08 April, 2017
In Adidas's case, digital light synthesis results in a sole that works just as well as one made in an injection mold and has similar costs and production times.
Eric Liedtke Adidas executive board member for global brands said the group is "unlocking a new era in design and manufacturing" driven by athlete data and agile manufacturing processes, "transforming not just what we make, but how we make it".
Adidas hopes to sell 5,000 pairs of its "Futurecraft 4D" this year, and 100,000 next year as Carbon cuts the time it takes to print a sole from the current hour-and-a-half to as low as 20 minutes per sole. What makes this shoe so special? And since they're 3D printed all it would take is a slight tweak of a design file to make a pair more springy or stable.
A look at the Futurecraft 4D's 3D-printed midsoles. But few 3D printed shoes are widely available yet.
Adidas said it analyzed a library of running data to come up with the ideal design for the sole.
This particular version of shoes have been designed with an eye towards ensuring that they are suited for mass production using 3-D printing.More news: Spotify planning direct listing that stops short of IPO
Initially Adidas will release 300 pairs of the Futurecraft 4D trainers in April 2017. The technology will be an "integral" part of the Adidas Speedfactory concept, says the company, providing consumers with bespoke performance products tailored to their individual physiological data. It didn't say how much the Futurecraft 4D will cost, except to explain that it will come at a premium to start.

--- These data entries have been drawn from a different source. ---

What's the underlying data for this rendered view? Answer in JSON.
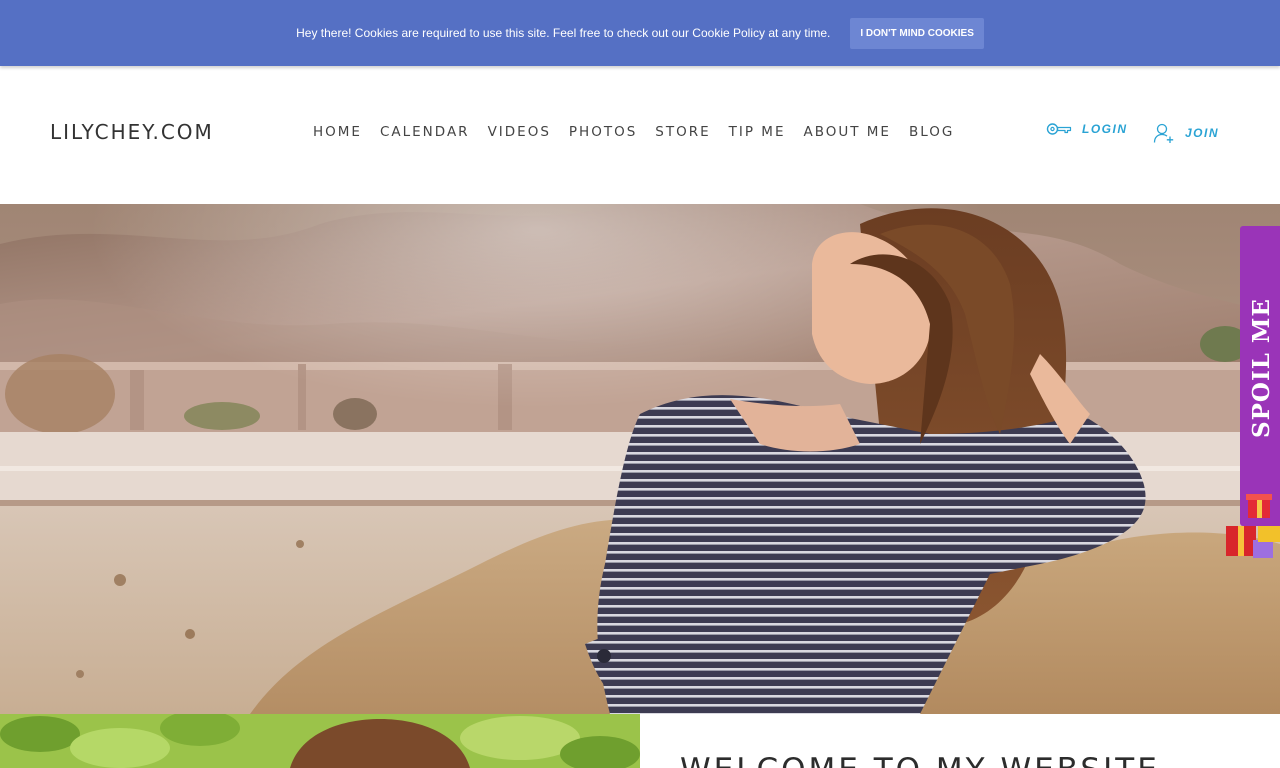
{
  "cookie_banner": {
    "message": "Hey there! Cookies are required to use this site. Feel free to check out our Cookie Policy at any time.",
    "button_label": "I DON'T MIND COOKIES"
  },
  "header": {
    "logo": "LILYCHEY.COM",
    "nav": [
      "HOME",
      "CALENDAR",
      "VIDEOS",
      "PHOTOS",
      "STORE",
      "TIP ME",
      "ABOUT ME",
      "BLOG"
    ],
    "login_label": "LOGIN",
    "join_label": "JOIN"
  },
  "spoil_tab": {
    "label": "SPOIL ME"
  },
  "welcome": {
    "heading": "WELCOME TO MY WEBSITE"
  },
  "colors": {
    "cookie_bar": "#5570c4",
    "accent_blue": "#2aa3d4",
    "spoil_purple": "#9a34b8"
  }
}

The sneakers will be produced in collaboration with startup Carbon 3D using a method better known as "Continuous Liquid Interface Production" which ultimately relies on ultraviolet light for the 3D printing process.

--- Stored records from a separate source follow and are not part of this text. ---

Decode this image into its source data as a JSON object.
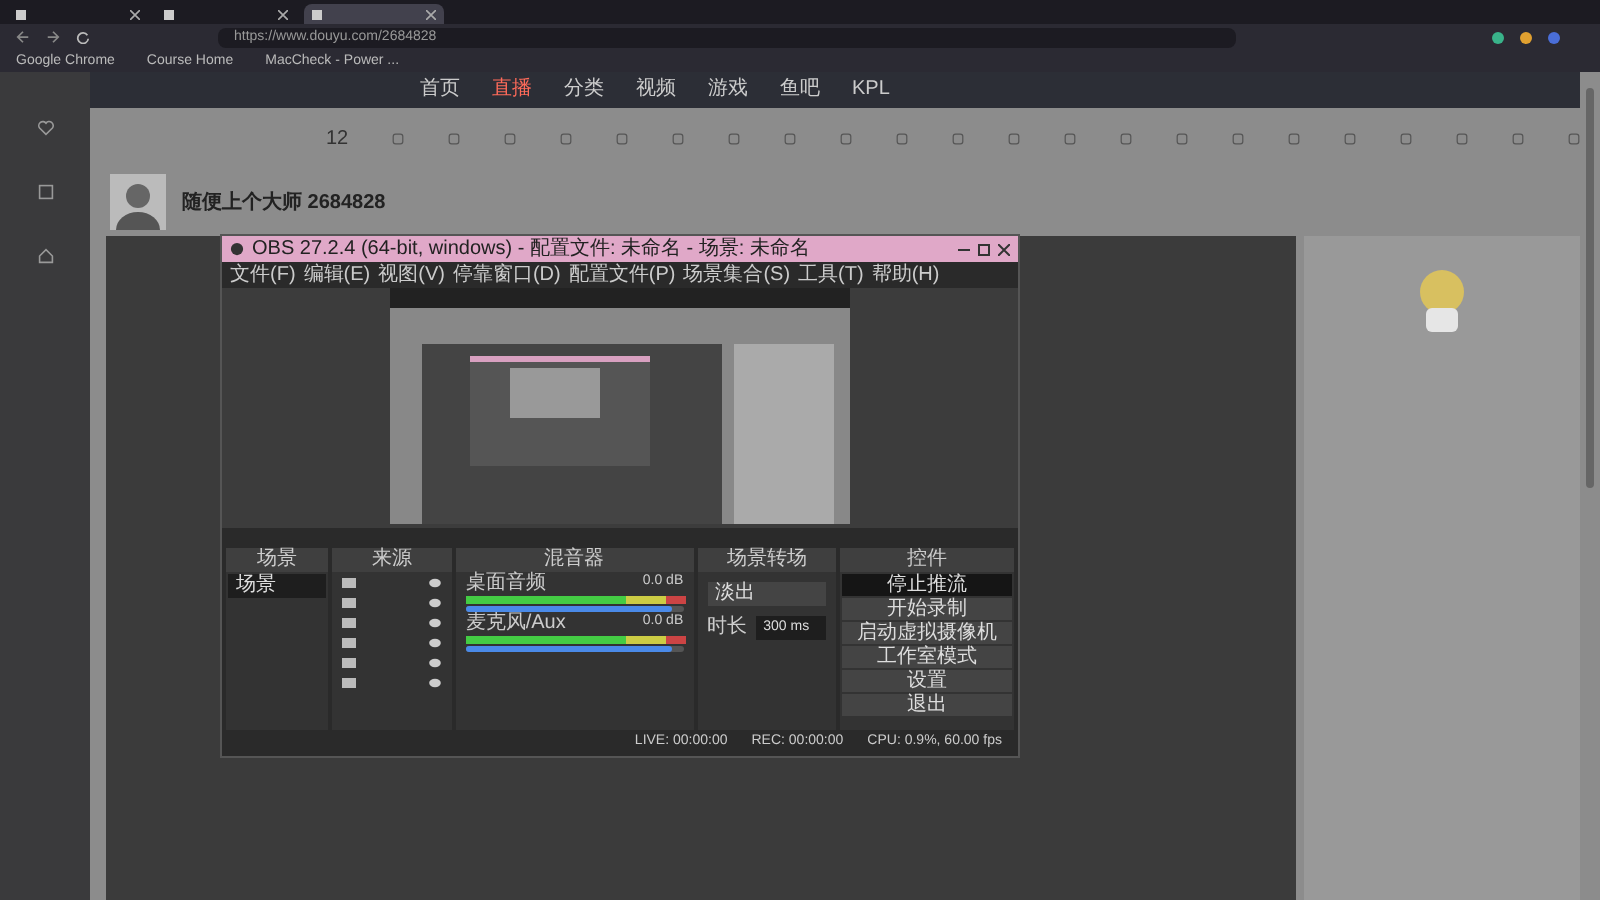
{
  "browser": {
    "tabs": [
      {
        "selected": false
      },
      {
        "selected": false
      },
      {
        "selected": true
      }
    ],
    "url": "https://www.douyu.com/2684828",
    "bookmarks": [
      "Google Chrome",
      "Course Home",
      "MacCheck - Power ..."
    ]
  },
  "site": {
    "nav": [
      {
        "label": "首页",
        "selected": false
      },
      {
        "label": "直播",
        "selected": true
      },
      {
        "label": "分类",
        "selected": false
      },
      {
        "label": "视频",
        "selected": false
      },
      {
        "label": "游戏",
        "selected": false
      },
      {
        "label": "鱼吧",
        "selected": false
      },
      {
        "label": "KPL",
        "selected": false
      }
    ],
    "followers": "12",
    "streamer": {
      "name": "随便上个大师",
      "room": "2684828"
    }
  },
  "obs": {
    "title": "OBS 27.2.4 (64-bit, windows) - 配置文件: 未命名 - 场景: 未命名",
    "menus": [
      "文件(F)",
      "编辑(E)",
      "视图(V)",
      "停靠窗口(D)",
      "配置文件(P)",
      "场景集合(S)",
      "工具(T)",
      "帮助(H)"
    ],
    "docks": [
      "场景",
      "来源",
      "混音器",
      "场景转场",
      "控件"
    ],
    "scenes": [
      {
        "label": "场景",
        "selected": true
      }
    ],
    "mixer": [
      {
        "name": "桌面音频",
        "reading": "0.0 dB",
        "level": 0.95
      },
      {
        "name": "麦克风/Aux",
        "reading": "0.0 dB",
        "level": 0.95
      }
    ],
    "transition": {
      "value": "淡出",
      "duration_label": "时长",
      "duration": "300 ms"
    },
    "controls": [
      {
        "label": "停止推流",
        "active": true
      },
      {
        "label": "开始录制",
        "active": false
      },
      {
        "label": "启动虚拟摄像机",
        "active": false
      },
      {
        "label": "工作室模式",
        "active": false
      },
      {
        "label": "设置",
        "active": false
      },
      {
        "label": "退出",
        "active": false
      }
    ],
    "status": {
      "live": "LIVE: 00:00:00",
      "rec": "REC: 00:00:00",
      "cpu": "CPU: 0.9%, 60.00 fps"
    }
  }
}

Adidas last month experimented with a pop-up store where customers could design a custom-fitted sweater and have it knitted in the store.
3D printing produces fairly rigid output.
Adidas and Carbon have the manufacturing technology to bring 3D printed shoes mainstream.
What's interesting about this project is the challenges Adidas says Carbon's technology can solve.
And, unlike most 3D printing, the process can move at a quick pace.